But something in the message touched enough listeners for the song to climb the charts. I was one of those listeners. Perhaps the song was even one small step on my path to writing this urbanism blog.
“American City Suite” is about the decline of cities in the 1970s, with the songwriters tracking the transition from the fond memories of youthful play toward the adult realities of drug-dealing and urban decay. It culminates in a deathbed watch for city life. It seems likely that the lyrics were specifically directed at New York City.
One can interpret the lyrics as the changes in how one views a city during the transition from youth into adulthood. But story arc also tracks the changes that were occurring in the cities of the early 1970s. The setting of the song coincides with the final stages of Robert Moses’ role in New York, much of which was an effort to convert streets from places where stickball was played into conduits for funneling commuters toward the suburbs.

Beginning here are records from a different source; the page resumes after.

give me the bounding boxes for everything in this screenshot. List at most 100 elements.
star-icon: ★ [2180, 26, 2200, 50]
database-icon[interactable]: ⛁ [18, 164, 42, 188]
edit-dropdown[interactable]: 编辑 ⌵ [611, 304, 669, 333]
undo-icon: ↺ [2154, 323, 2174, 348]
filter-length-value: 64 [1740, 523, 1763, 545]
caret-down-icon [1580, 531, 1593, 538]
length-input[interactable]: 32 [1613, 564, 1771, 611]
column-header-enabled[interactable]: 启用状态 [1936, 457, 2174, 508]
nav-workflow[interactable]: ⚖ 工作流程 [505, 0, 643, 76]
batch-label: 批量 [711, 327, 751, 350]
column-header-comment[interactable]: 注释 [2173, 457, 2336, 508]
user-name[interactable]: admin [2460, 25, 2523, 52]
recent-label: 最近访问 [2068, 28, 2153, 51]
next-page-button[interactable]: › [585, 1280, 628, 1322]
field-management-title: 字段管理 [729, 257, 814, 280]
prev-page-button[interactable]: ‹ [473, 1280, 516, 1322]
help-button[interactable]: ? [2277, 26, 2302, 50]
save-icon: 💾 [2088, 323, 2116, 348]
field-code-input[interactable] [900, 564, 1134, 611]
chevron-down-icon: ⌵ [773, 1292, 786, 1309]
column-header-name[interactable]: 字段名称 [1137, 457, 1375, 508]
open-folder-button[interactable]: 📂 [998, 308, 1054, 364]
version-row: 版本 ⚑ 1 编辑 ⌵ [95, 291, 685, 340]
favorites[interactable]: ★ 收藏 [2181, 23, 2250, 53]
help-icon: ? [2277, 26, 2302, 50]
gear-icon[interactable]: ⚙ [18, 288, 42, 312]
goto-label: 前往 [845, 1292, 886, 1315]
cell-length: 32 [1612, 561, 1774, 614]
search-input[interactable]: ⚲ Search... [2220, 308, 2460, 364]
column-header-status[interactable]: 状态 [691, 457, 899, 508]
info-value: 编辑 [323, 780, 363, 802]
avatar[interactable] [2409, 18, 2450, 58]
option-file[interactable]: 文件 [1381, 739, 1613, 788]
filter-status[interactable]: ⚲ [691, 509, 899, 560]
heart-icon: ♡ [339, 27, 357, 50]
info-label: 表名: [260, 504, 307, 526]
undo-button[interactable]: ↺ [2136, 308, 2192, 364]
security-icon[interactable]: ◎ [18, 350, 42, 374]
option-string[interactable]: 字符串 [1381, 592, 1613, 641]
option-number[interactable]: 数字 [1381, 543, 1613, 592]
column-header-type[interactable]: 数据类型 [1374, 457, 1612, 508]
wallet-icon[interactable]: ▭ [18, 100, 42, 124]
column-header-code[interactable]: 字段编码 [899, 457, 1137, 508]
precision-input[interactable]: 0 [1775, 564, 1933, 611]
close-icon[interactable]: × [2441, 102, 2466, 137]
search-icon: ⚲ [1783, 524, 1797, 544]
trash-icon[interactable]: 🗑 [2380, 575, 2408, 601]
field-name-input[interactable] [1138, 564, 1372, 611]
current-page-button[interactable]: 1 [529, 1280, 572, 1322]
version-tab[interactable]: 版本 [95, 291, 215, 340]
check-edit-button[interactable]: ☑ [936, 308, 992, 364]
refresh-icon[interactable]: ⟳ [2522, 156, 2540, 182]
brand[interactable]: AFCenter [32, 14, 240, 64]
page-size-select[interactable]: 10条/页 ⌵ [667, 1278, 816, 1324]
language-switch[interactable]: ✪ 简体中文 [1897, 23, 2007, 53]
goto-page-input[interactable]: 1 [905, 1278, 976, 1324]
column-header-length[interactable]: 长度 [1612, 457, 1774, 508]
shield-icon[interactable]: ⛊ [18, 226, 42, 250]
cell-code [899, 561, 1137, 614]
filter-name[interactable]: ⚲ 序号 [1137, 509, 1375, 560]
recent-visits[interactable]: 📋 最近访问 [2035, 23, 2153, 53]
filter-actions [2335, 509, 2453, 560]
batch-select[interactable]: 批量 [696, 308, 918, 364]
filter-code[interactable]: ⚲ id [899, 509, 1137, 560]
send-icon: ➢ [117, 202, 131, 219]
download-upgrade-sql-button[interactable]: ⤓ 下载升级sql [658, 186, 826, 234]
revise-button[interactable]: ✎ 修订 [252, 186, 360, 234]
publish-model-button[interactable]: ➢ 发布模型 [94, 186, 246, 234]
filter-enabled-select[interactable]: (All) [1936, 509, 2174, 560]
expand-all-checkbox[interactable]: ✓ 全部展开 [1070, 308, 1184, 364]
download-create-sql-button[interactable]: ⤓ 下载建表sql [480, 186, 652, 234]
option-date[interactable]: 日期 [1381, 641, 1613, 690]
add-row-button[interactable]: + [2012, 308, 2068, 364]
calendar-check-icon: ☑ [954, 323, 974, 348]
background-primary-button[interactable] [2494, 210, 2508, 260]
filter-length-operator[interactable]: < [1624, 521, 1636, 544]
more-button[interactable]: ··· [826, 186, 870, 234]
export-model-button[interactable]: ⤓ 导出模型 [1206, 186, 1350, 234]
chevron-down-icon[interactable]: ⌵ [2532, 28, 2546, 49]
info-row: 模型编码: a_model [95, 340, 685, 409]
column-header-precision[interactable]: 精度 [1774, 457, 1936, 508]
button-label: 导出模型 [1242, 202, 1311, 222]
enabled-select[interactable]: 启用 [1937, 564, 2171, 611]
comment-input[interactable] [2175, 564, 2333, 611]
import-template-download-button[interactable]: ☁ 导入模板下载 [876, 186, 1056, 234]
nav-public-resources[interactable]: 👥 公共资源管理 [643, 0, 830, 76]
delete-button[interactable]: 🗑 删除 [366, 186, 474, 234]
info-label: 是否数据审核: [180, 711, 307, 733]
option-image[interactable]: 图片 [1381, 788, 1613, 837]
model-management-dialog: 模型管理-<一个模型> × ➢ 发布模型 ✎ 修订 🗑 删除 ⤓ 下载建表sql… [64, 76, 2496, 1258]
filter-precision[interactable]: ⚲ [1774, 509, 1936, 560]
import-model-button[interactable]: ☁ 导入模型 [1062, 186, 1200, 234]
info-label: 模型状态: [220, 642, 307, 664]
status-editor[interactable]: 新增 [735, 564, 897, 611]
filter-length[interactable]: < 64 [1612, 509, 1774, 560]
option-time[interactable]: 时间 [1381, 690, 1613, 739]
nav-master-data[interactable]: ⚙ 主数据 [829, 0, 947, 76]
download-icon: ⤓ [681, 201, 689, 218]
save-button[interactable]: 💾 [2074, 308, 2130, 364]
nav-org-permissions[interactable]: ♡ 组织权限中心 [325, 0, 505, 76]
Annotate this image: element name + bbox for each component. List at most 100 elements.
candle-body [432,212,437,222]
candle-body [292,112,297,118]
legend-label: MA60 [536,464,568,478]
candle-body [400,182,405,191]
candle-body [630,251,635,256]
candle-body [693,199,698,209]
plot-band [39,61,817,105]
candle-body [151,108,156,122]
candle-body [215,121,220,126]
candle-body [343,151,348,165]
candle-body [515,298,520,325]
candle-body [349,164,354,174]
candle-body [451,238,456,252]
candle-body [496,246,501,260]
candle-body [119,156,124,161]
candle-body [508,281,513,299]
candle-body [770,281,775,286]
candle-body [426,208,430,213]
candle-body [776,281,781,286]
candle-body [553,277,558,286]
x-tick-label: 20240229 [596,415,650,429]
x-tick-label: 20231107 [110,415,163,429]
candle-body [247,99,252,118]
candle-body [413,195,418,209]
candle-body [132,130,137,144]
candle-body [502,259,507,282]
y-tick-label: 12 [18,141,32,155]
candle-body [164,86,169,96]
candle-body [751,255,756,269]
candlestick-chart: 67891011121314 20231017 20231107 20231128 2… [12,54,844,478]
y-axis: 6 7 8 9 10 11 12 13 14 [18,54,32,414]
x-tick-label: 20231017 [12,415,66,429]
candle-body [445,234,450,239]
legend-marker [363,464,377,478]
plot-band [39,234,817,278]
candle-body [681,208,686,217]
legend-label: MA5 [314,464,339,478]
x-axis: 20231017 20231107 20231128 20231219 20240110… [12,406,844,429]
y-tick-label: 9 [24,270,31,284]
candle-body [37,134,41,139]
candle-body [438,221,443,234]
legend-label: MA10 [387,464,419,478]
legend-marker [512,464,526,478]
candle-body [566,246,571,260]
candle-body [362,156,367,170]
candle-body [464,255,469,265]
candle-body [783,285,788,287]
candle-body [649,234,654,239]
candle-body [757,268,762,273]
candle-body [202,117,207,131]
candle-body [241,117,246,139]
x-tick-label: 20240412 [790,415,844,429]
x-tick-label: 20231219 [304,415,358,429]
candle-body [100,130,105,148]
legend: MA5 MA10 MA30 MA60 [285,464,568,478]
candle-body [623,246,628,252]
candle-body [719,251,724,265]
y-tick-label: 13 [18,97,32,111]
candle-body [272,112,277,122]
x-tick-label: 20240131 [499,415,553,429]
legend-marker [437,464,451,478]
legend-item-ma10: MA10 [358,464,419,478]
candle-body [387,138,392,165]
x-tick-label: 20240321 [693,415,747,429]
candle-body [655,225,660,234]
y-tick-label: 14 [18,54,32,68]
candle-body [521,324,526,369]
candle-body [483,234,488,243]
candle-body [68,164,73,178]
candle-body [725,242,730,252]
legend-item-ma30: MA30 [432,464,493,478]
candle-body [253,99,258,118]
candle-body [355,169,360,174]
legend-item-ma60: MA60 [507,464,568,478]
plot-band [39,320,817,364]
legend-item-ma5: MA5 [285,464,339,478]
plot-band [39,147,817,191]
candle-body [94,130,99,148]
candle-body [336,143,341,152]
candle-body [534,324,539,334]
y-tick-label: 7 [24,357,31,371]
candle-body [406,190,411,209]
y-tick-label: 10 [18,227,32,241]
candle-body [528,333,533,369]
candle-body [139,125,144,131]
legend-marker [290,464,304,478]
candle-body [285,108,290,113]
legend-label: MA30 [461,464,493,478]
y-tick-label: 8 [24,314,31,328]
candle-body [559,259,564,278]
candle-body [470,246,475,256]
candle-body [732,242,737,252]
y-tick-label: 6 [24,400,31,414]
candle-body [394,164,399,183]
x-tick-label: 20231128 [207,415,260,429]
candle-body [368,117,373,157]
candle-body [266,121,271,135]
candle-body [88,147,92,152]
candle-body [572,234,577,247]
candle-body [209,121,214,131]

But rather than reading my interpretation, take a listen. And try not to smile at the lines, “Something ‘bout their sweaters make you play a little better. Or at least you tried.”
Okay, it’s a bit saccharin, but there are legitimate and heartfelt emotions under the sometimes cheesy presentation. Forty years later, it still resonates with me.
The Kinks come close to evoking urbanism as memorably as Cashman & West. But the Kinks’ theme was often the rejection of the hustle and bustle of city life in favor of a pastoral village life. The Kinks would likely concur with the goal of new urbanism to create more opportunities for human connection within the city, but that concurrence wasn’t reflected in their songwriting.
Do any of you have favorite songs that evoke urbanism? Please share.
(Some may find the name Cashman familiar. After he and Tommy West ended their partnership, Terry Cashman went on to write and record the well-known baseball anthem, “Willie, Mickey, and the Duke”. So his career includes a tribute to much that was good about New York City in the 1950s and a lamentation for much that had gone wrong by the 1970s. It’s a remarkable set of songwriting bookends.)